Imagine placing a bet on a horse. You might stake money on the horse, hoping with crossed fingers that your horse comes out good and storms past the others. If you’re successful and you win, you might feel a hint of regret that you didn’t invest more money, thereby maximizing your returns from the gamble. This is of course natural – if you only had more confidence in your bet, you could have walked away with five or ten times the winnings!
But what if you could increase the size of your bet after the first couple of furlongs when your horse already had a strong lead? This is effectively the impact of pyramiding a position, which allows you to heavily capitalise on trading positions that are moving in your favour.
What is Pyramiding
Pyramiding is a traditional trading strategy of increasing a position size by using margin from unrealized gains. Put simply, Pyramiding means that you add to an existing position as soon as price moves in your favor. A trader would then start with a small initial position and as the trade unfolds add to his winners and slowly develop a bigger position.
Issues with Pyramiding
Complexities can often arise from pyramiding in markets which have a tendency to “gap” in price from one day to the next. Gaps can cause stops to be blown very easily, revealing the trader to more risk by constantly adding to positions at higher and higher prices. A large gap could mean a very large loss on a larger position.
A trader who adds contracts to an existing, winning position averages his price up. For example, you bought 10 contracts at an initial price at 100 and when price was at 110, you added another 10 contracts. Now your average entry price is 105. This means that when price turns on you just a little bit, you will see your unrealized profits evaporating much sooner. This can quickly result in a variety of psychological problems where the trader starts mismanaging his positions and is also more likely to make impulsive trading decisions when price retraces a little.
Final Verdict: It only works for large trends
Pyramiding only works for large trends and when you catch a runner early. Otherwise, you have to add to your position very often, which creates problems of evaporating profits and the need to manage positions too tightly as we have mentioned earlier. Or, you can only enter one or two of your scaling in entries and can’t reach your full position size often, not maximizing your profits.

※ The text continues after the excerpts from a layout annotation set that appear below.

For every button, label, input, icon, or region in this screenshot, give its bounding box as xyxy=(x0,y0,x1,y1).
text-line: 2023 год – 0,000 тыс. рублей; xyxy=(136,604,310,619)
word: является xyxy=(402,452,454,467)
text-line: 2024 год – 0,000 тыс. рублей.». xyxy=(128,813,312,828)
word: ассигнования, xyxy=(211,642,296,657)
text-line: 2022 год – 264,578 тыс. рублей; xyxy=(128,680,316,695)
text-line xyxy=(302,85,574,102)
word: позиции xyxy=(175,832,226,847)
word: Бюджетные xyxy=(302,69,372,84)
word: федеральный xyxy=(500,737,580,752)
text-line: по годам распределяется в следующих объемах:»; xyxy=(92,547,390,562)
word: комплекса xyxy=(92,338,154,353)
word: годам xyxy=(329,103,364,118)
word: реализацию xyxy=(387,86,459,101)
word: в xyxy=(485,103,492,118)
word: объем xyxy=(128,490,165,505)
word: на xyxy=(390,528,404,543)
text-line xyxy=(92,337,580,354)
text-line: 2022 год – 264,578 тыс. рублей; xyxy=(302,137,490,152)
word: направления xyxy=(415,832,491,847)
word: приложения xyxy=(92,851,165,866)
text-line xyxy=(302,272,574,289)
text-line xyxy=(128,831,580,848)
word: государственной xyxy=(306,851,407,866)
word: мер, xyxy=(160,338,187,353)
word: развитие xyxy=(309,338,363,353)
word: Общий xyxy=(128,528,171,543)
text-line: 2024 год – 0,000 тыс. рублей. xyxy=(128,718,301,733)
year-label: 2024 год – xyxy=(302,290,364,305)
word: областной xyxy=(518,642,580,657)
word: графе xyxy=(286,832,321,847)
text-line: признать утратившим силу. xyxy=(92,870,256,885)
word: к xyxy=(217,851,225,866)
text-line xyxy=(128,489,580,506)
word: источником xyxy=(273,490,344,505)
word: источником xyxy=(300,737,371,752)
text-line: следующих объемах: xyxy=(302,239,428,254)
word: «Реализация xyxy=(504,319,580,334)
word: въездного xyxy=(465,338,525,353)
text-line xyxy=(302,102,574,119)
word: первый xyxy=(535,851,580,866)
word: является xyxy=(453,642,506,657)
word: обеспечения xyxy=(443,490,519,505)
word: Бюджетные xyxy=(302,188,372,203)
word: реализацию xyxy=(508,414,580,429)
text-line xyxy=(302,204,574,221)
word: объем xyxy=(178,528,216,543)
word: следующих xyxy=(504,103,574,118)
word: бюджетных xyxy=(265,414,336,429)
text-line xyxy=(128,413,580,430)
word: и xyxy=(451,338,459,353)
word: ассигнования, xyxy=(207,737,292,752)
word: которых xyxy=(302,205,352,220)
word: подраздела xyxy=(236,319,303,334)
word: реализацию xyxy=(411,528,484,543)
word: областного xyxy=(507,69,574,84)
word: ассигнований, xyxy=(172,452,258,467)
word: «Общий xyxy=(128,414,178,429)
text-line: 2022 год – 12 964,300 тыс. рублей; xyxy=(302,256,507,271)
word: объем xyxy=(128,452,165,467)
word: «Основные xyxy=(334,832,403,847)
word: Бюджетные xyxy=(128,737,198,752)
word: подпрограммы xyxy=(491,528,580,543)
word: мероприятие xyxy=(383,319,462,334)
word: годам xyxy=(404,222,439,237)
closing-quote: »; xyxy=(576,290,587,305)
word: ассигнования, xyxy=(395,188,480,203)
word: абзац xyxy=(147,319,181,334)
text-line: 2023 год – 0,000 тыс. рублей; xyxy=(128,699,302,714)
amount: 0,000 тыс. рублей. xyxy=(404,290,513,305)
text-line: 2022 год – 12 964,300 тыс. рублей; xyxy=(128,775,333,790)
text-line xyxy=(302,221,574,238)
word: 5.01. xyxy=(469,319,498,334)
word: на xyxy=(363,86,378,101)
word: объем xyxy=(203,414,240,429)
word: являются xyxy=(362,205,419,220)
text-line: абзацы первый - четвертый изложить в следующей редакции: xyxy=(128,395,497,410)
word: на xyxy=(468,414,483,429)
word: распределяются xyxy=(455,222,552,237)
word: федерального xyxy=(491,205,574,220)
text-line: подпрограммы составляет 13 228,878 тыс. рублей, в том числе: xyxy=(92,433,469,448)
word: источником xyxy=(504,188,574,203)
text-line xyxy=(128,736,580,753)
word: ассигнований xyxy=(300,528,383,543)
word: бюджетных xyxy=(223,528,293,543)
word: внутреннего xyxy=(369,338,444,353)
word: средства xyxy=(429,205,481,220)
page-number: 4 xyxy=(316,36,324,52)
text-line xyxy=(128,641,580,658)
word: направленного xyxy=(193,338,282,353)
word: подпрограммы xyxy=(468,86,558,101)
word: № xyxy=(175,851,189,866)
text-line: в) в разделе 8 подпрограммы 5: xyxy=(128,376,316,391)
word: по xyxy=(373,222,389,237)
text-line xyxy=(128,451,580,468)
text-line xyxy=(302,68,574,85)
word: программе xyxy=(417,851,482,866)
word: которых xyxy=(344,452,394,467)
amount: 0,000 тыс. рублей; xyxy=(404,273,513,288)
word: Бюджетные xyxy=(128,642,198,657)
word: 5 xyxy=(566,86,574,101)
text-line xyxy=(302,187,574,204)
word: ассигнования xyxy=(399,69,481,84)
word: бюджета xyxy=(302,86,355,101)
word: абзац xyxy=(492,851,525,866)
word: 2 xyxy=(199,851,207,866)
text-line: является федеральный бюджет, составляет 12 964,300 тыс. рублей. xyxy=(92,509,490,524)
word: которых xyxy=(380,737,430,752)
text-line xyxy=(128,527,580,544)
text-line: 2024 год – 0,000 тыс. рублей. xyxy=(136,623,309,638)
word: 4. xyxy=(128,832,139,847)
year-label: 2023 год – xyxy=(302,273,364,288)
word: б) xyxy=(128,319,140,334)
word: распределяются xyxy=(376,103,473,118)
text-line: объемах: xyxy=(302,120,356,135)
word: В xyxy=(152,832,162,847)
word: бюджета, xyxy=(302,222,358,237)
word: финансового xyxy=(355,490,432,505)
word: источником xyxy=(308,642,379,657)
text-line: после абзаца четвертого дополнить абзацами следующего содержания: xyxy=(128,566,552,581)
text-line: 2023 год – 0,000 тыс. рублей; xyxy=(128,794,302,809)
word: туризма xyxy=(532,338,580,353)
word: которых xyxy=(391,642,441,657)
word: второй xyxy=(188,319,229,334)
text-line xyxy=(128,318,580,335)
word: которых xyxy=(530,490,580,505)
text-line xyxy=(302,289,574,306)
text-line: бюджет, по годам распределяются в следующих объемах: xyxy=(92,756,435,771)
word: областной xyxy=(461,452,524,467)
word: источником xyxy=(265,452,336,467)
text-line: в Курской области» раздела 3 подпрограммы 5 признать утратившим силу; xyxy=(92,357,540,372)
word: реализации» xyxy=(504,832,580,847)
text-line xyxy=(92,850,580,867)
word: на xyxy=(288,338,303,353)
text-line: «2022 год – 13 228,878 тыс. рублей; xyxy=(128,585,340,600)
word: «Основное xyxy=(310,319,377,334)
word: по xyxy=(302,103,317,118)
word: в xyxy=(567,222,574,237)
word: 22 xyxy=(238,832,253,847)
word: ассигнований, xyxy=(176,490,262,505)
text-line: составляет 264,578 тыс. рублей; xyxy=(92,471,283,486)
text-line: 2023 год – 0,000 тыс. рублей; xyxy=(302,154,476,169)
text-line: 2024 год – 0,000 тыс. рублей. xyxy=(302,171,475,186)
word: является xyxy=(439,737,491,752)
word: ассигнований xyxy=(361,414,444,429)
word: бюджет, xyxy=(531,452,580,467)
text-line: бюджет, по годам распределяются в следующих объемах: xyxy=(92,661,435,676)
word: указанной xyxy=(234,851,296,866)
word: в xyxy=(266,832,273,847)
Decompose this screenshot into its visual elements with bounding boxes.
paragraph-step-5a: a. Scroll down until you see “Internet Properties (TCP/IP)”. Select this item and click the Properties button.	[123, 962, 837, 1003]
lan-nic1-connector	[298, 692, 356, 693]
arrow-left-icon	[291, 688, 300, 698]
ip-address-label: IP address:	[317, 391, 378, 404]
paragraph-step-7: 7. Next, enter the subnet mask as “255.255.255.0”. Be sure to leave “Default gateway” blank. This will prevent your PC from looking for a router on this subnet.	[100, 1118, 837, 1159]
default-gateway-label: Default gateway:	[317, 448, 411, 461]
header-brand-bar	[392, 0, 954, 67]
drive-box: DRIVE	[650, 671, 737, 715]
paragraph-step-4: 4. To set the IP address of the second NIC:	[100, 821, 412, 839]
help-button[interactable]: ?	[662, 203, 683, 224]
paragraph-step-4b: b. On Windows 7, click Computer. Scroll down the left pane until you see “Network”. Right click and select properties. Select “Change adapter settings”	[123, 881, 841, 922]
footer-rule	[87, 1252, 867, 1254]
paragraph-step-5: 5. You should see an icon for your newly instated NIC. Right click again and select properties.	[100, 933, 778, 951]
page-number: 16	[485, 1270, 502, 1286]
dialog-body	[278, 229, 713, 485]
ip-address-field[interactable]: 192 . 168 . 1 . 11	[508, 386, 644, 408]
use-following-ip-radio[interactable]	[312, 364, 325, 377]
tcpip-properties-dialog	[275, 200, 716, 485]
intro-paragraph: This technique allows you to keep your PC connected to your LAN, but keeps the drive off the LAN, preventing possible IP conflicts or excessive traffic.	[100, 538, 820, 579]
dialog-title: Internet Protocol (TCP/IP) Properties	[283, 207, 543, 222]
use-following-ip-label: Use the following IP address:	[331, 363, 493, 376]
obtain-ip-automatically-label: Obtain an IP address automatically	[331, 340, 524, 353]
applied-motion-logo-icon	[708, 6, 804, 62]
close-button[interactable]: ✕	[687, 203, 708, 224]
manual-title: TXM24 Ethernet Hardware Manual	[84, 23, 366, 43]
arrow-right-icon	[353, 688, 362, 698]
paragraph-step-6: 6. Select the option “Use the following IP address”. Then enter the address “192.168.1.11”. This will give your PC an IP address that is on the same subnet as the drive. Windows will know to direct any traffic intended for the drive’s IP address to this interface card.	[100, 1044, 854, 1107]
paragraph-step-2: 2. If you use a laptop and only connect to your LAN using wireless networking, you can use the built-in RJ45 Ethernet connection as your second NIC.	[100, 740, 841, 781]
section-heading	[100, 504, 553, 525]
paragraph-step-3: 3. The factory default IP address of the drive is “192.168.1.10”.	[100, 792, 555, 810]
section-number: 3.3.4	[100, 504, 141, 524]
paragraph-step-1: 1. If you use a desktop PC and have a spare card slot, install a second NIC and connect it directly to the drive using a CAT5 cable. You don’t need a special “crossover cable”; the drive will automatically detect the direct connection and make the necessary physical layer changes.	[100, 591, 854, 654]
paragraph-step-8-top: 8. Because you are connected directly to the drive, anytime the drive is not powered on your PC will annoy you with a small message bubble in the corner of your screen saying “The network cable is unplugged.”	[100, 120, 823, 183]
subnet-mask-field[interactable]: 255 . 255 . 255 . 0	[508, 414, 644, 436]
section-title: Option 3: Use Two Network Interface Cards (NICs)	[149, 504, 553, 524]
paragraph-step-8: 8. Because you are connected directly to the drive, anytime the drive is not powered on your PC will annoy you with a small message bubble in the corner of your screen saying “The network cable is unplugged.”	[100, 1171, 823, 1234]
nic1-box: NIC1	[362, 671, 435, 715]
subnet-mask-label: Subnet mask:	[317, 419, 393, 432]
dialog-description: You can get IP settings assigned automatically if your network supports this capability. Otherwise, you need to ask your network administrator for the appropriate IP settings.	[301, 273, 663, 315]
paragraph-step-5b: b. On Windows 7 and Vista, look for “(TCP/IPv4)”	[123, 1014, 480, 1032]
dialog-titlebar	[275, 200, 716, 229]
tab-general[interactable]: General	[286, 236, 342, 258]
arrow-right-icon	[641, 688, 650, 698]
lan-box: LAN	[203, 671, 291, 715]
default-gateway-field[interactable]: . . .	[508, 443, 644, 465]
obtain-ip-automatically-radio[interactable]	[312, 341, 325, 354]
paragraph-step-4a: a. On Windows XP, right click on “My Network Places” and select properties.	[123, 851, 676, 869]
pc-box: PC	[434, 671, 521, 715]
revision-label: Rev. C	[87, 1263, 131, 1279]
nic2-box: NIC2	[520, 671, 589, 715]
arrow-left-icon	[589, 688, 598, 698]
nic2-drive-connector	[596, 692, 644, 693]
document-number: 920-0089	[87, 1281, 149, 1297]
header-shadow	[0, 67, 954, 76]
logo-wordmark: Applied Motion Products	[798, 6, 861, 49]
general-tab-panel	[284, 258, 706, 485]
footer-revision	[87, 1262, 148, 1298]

So even though you might be a trend-following trader, with a pyramiding technique you need to be even more selective and only look for potentially large trends.
It’s far too easy to fall into the trap of thinking that the market isn’t going to reverse on you. Remember, markets ebb and flow. Even the strongest trends experience pullbacks to the mean. Have an exit plan outlined before entering the first trade in a series.
Here are a few things to keep in mind when using the pyramid trading strategy.
- Only use the pyramid strategy in a strong, trending market
- Always define your support and resistance levels before the trade
- Know your exit plan and maintain a proper risk to reward ratio at all times
- Trail your stop loss behind each new position in order to mitigate your exposure
- Keep things simple by using the same position size for each block of buying or selling
- Don’t get greedy – stick to your plan!
Above all else, just remember to use pyramiding sparingly. This isn’t a technique you want to use on every trade or even every other trade.
But if you can catch just three or four pyramided trades per year, you’re looking at a profit potential of 60% to 80% from a mere handful of trades. Combine that with the fact that you’re only risking 2% each time, and you have a strategy that is as favorable as it is profitable.